Feminism is an ideology that has continued to gain more recognition over last two decades. In a more straightforward explanation, feminism is the advocacy of equal rights and opportunities for women.
As the term and its movement have grown over time, divides between the stances and opinions of the movement began to show. This is the case with “white feminism” and “minority feminism.”
White feminism, as described by Rafia Zakaria, the author of “Against White Feminism,” is “someone who refuses to consider the role that whiteness and the racial privilege attached to it have played and continue to play in universalizing white feminist concerns, agendas, and beliefs as being those of all feminism and all feminists.”
The identity that white feminism takes on is known to suppress and minimize the voices of women of color, including Black, Latina, Asian, Native American and trans women.
As the movement grows, these communities are silenced and their issues are left unresolved, leaving many of these women to feel like they have no place in the movement at all.
Rachel Cargle, writer and activist, talks about how white feminism, among other things, is the centering of white women in the movement which leads to the separation and division.
“White women get so caught up in how they feel in a moment of WOC expressing themselves that they completely vacuum the energy, direction and point of the conversation to themselves and their feelings,” Cargle wrote.

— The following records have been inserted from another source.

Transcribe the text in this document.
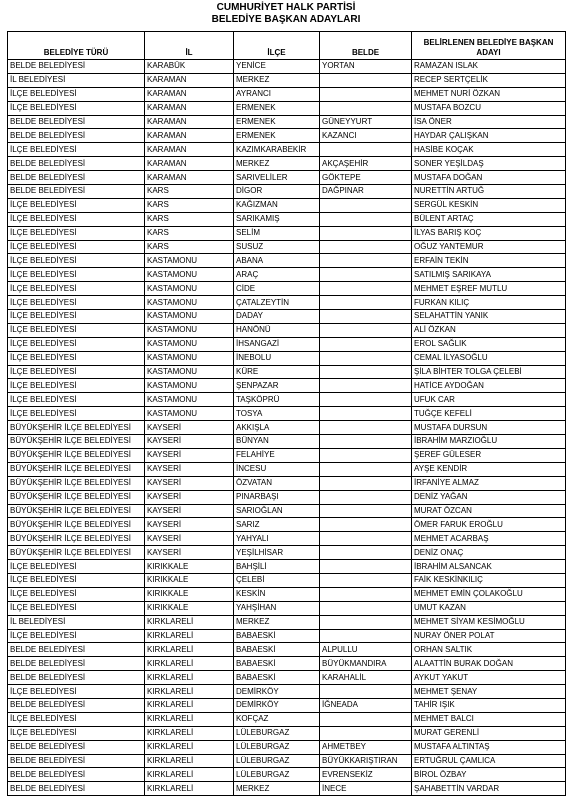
CUMHURİYET HALK PARTİSİ
BELEDİYE BAŞKAN ADAYLARI
BELEDİYE TÜRÜ	İL	İLÇE	BELDE	BELİRLENEN BELEDİYE BAŞKAN ADAYI
BELDE BELEDİYESİ	KARABÜK	YENİCE	YORTAN	RAMAZAN ISLAK
İL BELEDİYESİ	KARAMAN	MERKEZ		RECEP SERTÇELİK
İLÇE BELEDİYESİ	KARAMAN	AYRANCI		MEHMET NURİ ÖZKAN
İLÇE BELEDİYESİ	KARAMAN	ERMENEK		MUSTAFA BOZCU
BELDE BELEDİYESİ	KARAMAN	ERMENEK	GÜNEYYURT	İSA ÖNER
BELDE BELEDİYESİ	KARAMAN	ERMENEK	KAZANCI	HAYDAR ÇALIŞKAN
İLÇE BELEDİYESİ	KARAMAN	KAZIMKARABEKİR		HASİBE KOÇAK
BELDE BELEDİYESİ	KARAMAN	MERKEZ	AKÇAŞEHİR	SONER YEŞİLDAŞ
BELDE BELEDİYESİ	KARAMAN	SARIVELİLER	GÖKTEPE	MUSTAFA DOĞAN
BELDE BELEDİYESİ	KARS	DİGOR	DAĞPINAR	NURETTİN ARTUĞ
İLÇE BELEDİYESİ	KARS	KAĞIZMAN		SERGÜL KESKİN
İLÇE BELEDİYESİ	KARS	SARIKAMIŞ		BÜLENT ARTAÇ
İLÇE BELEDİYESİ	KARS	SELİM		İLYAS BARIŞ KOÇ
İLÇE BELEDİYESİ	KARS	SUSUZ		OĞUZ YANTEMUR
İLÇE BELEDİYESİ	KASTAMONU	ABANA		ERFAİN TEKİN
İLÇE BELEDİYESİ	KASTAMONU	ARAÇ		SATILMIŞ SARIKAYA
İLÇE BELEDİYESİ	KASTAMONU	CİDE		MEHMET EŞREF MUTLU
İLÇE BELEDİYESİ	KASTAMONU	ÇATALZEYTİN		FURKAN KILIÇ
İLÇE BELEDİYESİ	KASTAMONU	DADAY		SELAHATTİN YANIK
İLÇE BELEDİYESİ	KASTAMONU	HANÖNÜ		ALİ ÖZKAN
İLÇE BELEDİYESİ	KASTAMONU	İHSANGAZİ		EROL SAĞLIK
İLÇE BELEDİYESİ	KASTAMONU	İNEBOLU		CEMAL İLYASOĞLU
İLÇE BELEDİYESİ	KASTAMONU	KÜRE		ŞİLA BİHTER TOLGA ÇELEBİ
İLÇE BELEDİYESİ	KASTAMONU	ŞENPAZAR		HATİCE AYDOĞAN
İLÇE BELEDİYESİ	KASTAMONU	TAŞKÖPRÜ		UFUK CAR
İLÇE BELEDİYESİ	KASTAMONU	TOSYA		TUĞÇE KEFELİ
BÜYÜKŞEHİR İLÇE BELEDİYESİ	KAYSERİ	AKKIŞLA		MUSTAFA DURSUN
BÜYÜKŞEHİR İLÇE BELEDİYESİ	KAYSERİ	BÜNYAN		İBRAHİM MARZIOĞLU
BÜYÜKŞEHİR İLÇE BELEDİYESİ	KAYSERİ	FELAHİYE		ŞEREF GÜLESER
BÜYÜKŞEHİR İLÇE BELEDİYESİ	KAYSERİ	İNCESU		AYŞE KENDİR
BÜYÜKŞEHİR İLÇE BELEDİYESİ	KAYSERİ	ÖZVATAN		İRFANİYE ALMAZ
BÜYÜKŞEHİR İLÇE BELEDİYESİ	KAYSERİ	PINARBAŞI		DENİZ YAĞAN
BÜYÜKŞEHİR İLÇE BELEDİYESİ	KAYSERİ	SARIOĞLAN		MURAT ÖZCAN
BÜYÜKŞEHİR İLÇE BELEDİYESİ	KAYSERİ	SARIZ		ÖMER FARUK EROĞLU
BÜYÜKŞEHİR İLÇE BELEDİYESİ	KAYSERİ	YAHYALI		MEHMET ACARBAŞ
BÜYÜKŞEHİR İLÇE BELEDİYESİ	KAYSERİ	YEŞİLHİSAR		DENİZ ONAÇ
İLÇE BELEDİYESİ	KIRIKKALE	BAHŞİLİ		İBRAHİM ALSANCAK
İLÇE BELEDİYESİ	KIRIKKALE	ÇELEBİ		FAİK KESKİNKILIÇ
İLÇE BELEDİYESİ	KIRIKKALE	KESKİN		MEHMET EMİN ÇOLAKOĞLU
İLÇE BELEDİYESİ	KIRIKKALE	YAHŞİHAN		UMUT KAZAN
İL BELEDİYESİ	KIRKLARELİ	MERKEZ		MEHMET SİYAM KESİMOĞLU
İLÇE BELEDİYESİ	KIRKLARELİ	BABAESKİ		NURAY ÖNER POLAT
BELDE BELEDİYESİ	KIRKLARELİ	BABAESKİ	ALPULLU	ORHAN SALTIK
BELDE BELEDİYESİ	KIRKLARELİ	BABAESKİ	BÜYÜKMANDIRA	ALAATTİN BURAK DOĞAN
BELDE BELEDİYESİ	KIRKLARELİ	BABAESKİ	KARAHALİL	AYKUT YAKUT
İLÇE BELEDİYESİ	KIRKLARELİ	DEMİRKÖY		MEHMET ŞENAY
BELDE BELEDİYESİ	KIRKLARELİ	DEMİRKÖY	İĞNEADA	TAHİR IŞIK
İLÇE BELEDİYESİ	KIRKLARELİ	KOFÇAZ		MEHMET BALCI
İLÇE BELEDİYESİ	KIRKLARELİ	LÜLEBURGAZ		MURAT GERENLİ
BELDE BELEDİYESİ	KIRKLARELİ	LÜLEBURGAZ	AHMETBEY	MUSTAFA ALTINTAŞ
BELDE BELEDİYESİ	KIRKLARELİ	LÜLEBURGAZ	BÜYÜKKARIŞTIRAN	ERTUĞRUL ÇAMLICA
BELDE BELEDİYESİ	KIRKLARELİ	LÜLEBURGAZ	EVRENSEKİZ	BİROL ÖZBAY
BELDE BELEDİYESİ	KIRKLARELİ	MERKEZ	İNECE	ŞAHABETTİN VARDAR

This highlights one of the many ways and reasons that cause the divide of women in the movement.
All of these factors continuously go against the main ideals of the movement, speaking against the mistreatment of all women.
A first-year psychology student at FAMU, Jordan McCrary, has strong opinions about being a Black woman in the modern-day feminist movement.
“In my opinion, [Black] women are often excluded from the advancements of the feminist movement specifically,” McCrary said. “I still feel that white women benefit primarily from the movement and women of color are excluded from those benefits. As an African American woman, I can face multiple avenues of aggression: being Black, being a woman, etc., and most times it’s like I have to choose the struggle. It’s almost as if we don’t count within the movement.”
Many minority women feel their voices tend to be left to the side of the movement as a whole.
More women from these communities continue to join the movement and defend the rights of the marginalized women, but only time will tell if minority feminists will finally have their voices heard and be understood by white feminists.